Underpaid and Under Siege: Pakistan's Police Crisis Deepens
A new investigative report reveals that Pakistan's police operate under extreme pressure with limited resources and uneven compensation, particularly in Khyber Pakhtunkhwa. The province's constables...

A new investigative report reveals that Pakistan's police operate under extreme pressure with limited resources and uneven compensation, particularly in Khyber Pakhtunkhwa. The province's constables earn roughly 69,000 rupees each month, while deputy superintendents receive 184,867 rupees. These figures pale in comparison to Balochistan, where the same rank commands 453,727 rupees.
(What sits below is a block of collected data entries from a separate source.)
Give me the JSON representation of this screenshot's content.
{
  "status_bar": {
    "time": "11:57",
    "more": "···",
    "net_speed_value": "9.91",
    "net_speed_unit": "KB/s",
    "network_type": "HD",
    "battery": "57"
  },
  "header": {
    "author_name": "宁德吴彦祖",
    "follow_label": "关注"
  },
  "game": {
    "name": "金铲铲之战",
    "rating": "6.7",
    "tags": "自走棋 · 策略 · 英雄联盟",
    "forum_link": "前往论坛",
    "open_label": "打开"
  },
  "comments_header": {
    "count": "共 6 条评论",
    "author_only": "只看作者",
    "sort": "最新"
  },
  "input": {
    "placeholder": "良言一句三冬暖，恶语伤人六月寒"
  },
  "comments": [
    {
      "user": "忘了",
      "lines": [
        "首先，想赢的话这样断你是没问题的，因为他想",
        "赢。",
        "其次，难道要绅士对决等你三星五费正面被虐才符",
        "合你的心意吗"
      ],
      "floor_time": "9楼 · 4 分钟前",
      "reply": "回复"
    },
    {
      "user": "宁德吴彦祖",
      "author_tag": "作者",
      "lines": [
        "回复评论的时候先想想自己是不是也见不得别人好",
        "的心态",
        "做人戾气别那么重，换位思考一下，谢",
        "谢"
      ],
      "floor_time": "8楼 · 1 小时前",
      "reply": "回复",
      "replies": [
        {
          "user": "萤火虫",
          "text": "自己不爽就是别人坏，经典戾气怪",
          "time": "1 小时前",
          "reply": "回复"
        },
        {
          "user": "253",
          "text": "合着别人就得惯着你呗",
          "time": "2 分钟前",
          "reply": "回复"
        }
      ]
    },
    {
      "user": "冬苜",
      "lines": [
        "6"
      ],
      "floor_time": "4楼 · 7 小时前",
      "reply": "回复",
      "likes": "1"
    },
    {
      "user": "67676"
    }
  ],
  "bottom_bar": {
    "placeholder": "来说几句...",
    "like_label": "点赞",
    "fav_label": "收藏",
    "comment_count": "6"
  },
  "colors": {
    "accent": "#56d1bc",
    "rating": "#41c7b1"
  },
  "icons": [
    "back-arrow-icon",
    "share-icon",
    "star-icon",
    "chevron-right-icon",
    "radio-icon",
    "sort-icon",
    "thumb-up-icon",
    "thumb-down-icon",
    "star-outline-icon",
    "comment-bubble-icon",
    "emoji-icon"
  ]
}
The Inspector General of Khyber Pakhtunkhwa has formally petitioned the chief minister to designate the region a hard area, requesting an additional annual budget of 2.2 billion rupees to address the shortfall. The request comes amid a wave of deadly attacks. In Bannu alone, 134 assaults on police have occurred, 27 of them fatal. Across Pakistan, police suffered the highest losses among security forces last year, accounting for 174 of 437 fatalities. Judicial outcomes provide scant comfort. Conviction rates in Khyber Pakhtunkhwa's anti-terrorism courts stand at just 17 percent, with thousands of cases still under investigation. The three-year-old Peshawar mosque bombing, which killed 84 worshippers, remains stalled in pretrial proceedings despite allegations that a police constable accepted payment from militants to assist the attackers. Experts argue that until salaries reflect the daily risks and the justice system delivers timely verdicts, recruitment and retention will suffer. The report concludes that the state owes the fallen officers and their successors more than words of condolence; it owes them structural reform and tangible support.